Its not a bubble. $240k is a reasonable salary for a professional with good grades from a good university working for a highly profitable private company. In fact as long as there is such a gap between revenue per employee, and compensation per employee, there will only be upward pressure on pay and conditions.

In reality, software engineering salaries outside of established tech environments are kept artificially low because there is no "guild of software engineers", and therefore anybody can get hired no matter what level of skill they have.

I too run a software startup. The most common and serious error I see in my fellow startup founders is expecting to build better technology with worse pay and conditions. You might be able to wrangle something decent out of some poorly qualified yet smart people, but its a bit of a long shot.

I was more looking at the differential between FB -> Alphabet -> Rest. As a member of the Rest in the Bay Area, hiring has become quantitatively more challenging in the last 12 months as FB continues to gobble up talent. Perhaps it's not so much a bubble as it is a deep, likely irreversible change to SV.
> "guild of software engineers"

Sorry, I'm not familiar with what is meant by this. Can you elaborate?

> tech environments are kept artificially low because there is no "guild of software engineers"

I think you would have a hard case saying Guilds and Unions are natural variations of prices.

Maybe, maybe not. See the link I posted elsewhere on this thread.
Its not a bubble.

I'm pretty sure it is and I'm quite looking forward to seeing it burst.

When I attended Facebook university day, 100% of the students I spoke with were from top schools. The majority I spoke with were from Ivy League Universities, of the non Ivy League students, one was from MIT, two from UMD, one from UCLA, and one from UT Austin. This is not a bubble, this is them hiring the best. I have been in class with students who chose to enter software engineering at major companies rather than investment banking.
Although that notion of "the best" has been deeply challenged by slack, e.g. https://www.theatlantic.com/technology/archive/2018/04/how-s...
I could never get an interview at Slack, but they are not hiring the best. Their compensation is far too low.
Schadenfreude aside, why?

Edit: that sounded confrontational, it wasn't supposed to be - I'm just curious!

Why is it a bubble when they have an incredibly successful business that prints money where the people building the service are being rewarded for helping build such a successful outcome?
There might be some regulatin coming their way.
Which will make their business even more solid as it will make it harder for new entrants.
That's sloppy thinking. Here's and example why: what if a new regulation new banned targeted advertising? That would kneecap FB's business model and unique value proposition while making it easier for new entrants, since they won't have to compete with FB's now-legally-useless data trove.
Not really no. Not all regulations are like that. These will most likely go after fb very directly.
Because that was exactly the argument banks used before 2008. Not that salaries in Finance are low now but a lot of the excesses have been cut back following the crisis. Banks also made a ton of money pre-2008 but that didn't come out of nowhere.

So far, there has been no industry that just continued making high margins over decades without any cut backs. I doubt tech will be the first one.

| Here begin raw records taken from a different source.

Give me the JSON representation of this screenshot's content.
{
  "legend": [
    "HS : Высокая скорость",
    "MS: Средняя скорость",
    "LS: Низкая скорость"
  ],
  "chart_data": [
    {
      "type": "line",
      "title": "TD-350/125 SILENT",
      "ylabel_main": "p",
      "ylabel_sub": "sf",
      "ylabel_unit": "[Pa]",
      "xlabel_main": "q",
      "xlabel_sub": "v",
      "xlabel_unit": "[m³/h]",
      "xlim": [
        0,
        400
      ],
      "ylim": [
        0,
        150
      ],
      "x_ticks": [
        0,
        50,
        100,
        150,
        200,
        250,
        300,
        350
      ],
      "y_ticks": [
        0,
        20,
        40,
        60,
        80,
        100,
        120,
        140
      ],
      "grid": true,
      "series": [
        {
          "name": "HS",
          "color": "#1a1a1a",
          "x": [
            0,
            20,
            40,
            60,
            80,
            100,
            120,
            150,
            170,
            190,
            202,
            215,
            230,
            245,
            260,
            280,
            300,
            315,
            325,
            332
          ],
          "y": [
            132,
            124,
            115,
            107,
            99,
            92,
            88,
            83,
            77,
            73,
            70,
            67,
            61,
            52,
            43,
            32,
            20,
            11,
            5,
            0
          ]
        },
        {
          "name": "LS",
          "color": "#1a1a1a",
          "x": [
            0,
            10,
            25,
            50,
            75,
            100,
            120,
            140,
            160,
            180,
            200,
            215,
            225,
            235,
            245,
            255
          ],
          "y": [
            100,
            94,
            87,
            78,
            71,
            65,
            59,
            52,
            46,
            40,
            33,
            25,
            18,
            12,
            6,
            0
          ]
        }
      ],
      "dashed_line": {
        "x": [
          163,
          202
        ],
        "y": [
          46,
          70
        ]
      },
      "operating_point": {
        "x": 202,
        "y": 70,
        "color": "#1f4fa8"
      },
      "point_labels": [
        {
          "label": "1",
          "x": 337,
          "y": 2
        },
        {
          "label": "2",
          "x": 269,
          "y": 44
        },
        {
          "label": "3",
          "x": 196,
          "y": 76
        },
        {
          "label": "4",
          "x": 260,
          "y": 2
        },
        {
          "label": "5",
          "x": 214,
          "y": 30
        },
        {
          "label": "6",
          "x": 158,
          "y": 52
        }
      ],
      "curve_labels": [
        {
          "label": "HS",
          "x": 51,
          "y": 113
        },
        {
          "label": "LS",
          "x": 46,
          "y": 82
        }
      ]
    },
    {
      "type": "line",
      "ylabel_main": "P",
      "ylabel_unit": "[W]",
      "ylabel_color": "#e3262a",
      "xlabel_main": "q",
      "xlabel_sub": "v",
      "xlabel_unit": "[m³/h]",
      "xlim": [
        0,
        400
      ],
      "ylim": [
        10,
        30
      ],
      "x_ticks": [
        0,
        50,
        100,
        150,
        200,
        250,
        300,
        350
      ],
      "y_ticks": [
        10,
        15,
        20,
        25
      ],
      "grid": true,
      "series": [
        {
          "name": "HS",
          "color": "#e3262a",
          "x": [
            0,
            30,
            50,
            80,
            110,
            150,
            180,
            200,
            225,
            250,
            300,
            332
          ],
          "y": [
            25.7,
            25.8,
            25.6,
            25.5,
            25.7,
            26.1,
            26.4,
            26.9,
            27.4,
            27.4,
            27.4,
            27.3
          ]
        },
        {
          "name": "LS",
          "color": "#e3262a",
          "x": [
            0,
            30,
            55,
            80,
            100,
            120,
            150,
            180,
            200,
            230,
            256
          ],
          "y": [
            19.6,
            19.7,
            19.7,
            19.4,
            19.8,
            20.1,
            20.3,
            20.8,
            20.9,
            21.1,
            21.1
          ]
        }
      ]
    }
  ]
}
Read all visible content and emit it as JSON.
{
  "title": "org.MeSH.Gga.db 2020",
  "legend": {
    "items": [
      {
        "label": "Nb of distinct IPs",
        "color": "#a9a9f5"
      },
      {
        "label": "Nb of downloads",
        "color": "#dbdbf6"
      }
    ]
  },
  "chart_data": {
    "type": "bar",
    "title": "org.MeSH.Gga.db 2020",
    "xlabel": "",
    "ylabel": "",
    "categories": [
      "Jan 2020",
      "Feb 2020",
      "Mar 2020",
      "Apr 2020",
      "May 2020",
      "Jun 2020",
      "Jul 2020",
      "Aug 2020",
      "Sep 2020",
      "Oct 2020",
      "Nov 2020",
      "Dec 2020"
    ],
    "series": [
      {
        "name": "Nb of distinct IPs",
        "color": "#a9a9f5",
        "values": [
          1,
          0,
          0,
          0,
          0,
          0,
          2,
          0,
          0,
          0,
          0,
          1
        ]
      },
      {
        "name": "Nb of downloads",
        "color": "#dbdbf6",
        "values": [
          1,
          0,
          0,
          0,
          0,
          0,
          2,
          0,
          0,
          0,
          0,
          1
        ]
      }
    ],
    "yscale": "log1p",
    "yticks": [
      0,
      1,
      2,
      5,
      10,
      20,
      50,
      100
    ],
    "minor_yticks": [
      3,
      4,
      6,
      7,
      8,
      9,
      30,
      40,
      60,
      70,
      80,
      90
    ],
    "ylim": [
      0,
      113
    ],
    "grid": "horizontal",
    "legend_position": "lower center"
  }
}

But the industry as a whole doesn't have these margins or salaries; only the top dogs do.
If you live in a first world country, try to find out what your mid-tier technology consultancies (Accenture, Deloitte, CGI, etc) are charging customers. It is almost certainly around 250-350k per year, even if they are working for an unglamorous, boring, traditional customer. The real issue is that outside of leading tech environments, too much rent is being extracted from the wages of software engineers.
Great point, although said rent is being driven largely by FB and GOOG. I remember the first time I was outbid for a flat in 2016 when a small group of googlers paid cash for the entire first year of rent. I should have moved to Seattle that afternoon :)
Ok, but I meant rent extraction in the economic sense https://en.m.wikipedia.org/wiki/Rent-seeking
Pre-2008 not all banks were hugely profitable. Some investment banks were and some smaller companies. The tech sector isn't that dissimilar. Salaries in SV show that not only Google and Facebook are willing to pay $200k+ for engineers, most of the industry will (and usually can).

As tech can't print money, these salaries must come from somewhere. And at some point those sources won't be able or willing to provide it. Maybe that's a soft landing, maybe harder. I don't know but as I said previously, I'd be surprised if tech's the first industry in centuries that channels wealth into the hands of few (including SV landlords) without any consequences.

Salaries in SV show that (...) most of the industry will (and usually can).

Yeah, that's what I doubt. SV is not the tech industry as a whole. The average salary for a software developer in the US is less than half than that, and if we removed those top outliers, it'll be even less. So I'm skeptical that this is out of the ordinary; doesn't seem that different from other well-paid white-collar professions like lawyers.

And, even in SV, most of the industry cannot; certainly the AirBnB/uber/lyft's of the world can, but the smaller companies seem to be falling behind (based on anecdotal conversations at least).
Why “bubble”? Their business is more profitable than crack cocaine, and their profit per employee is over a million dollars. Seems like fair compensation for once.
It's not a bubble by any stretch of the imagination. Facebook pays a lot because they have to pay a lot to get quality people to want to work at Facebook.

Compare this against companies like SpaceX where the median compensation is quite awful for the industry made even worse by the area (compensation is well below $90k in most cases). This poor compensation is made even more peculiar at a glance by the incredibly high standard of employee they have. But they have these incredibly well qualified people lining up outside the door wanting to work for them.

Of course refuting my argument is companies like Netflix. I don't entirely understand why they pay so much. But at least just taking examples like Facebook and SpaceX, compensation is mostly just based on supply and demand - rather than massive ongoing bubble of inflating salaries.

Exactly. Same goes for game industry.

As for Netflix - you get to paid premium for taking a non-reliable job - they brag about their high turnover rate in their "culture" deck.

I admire the Netflix philosophy- ruthlessly capitalistic.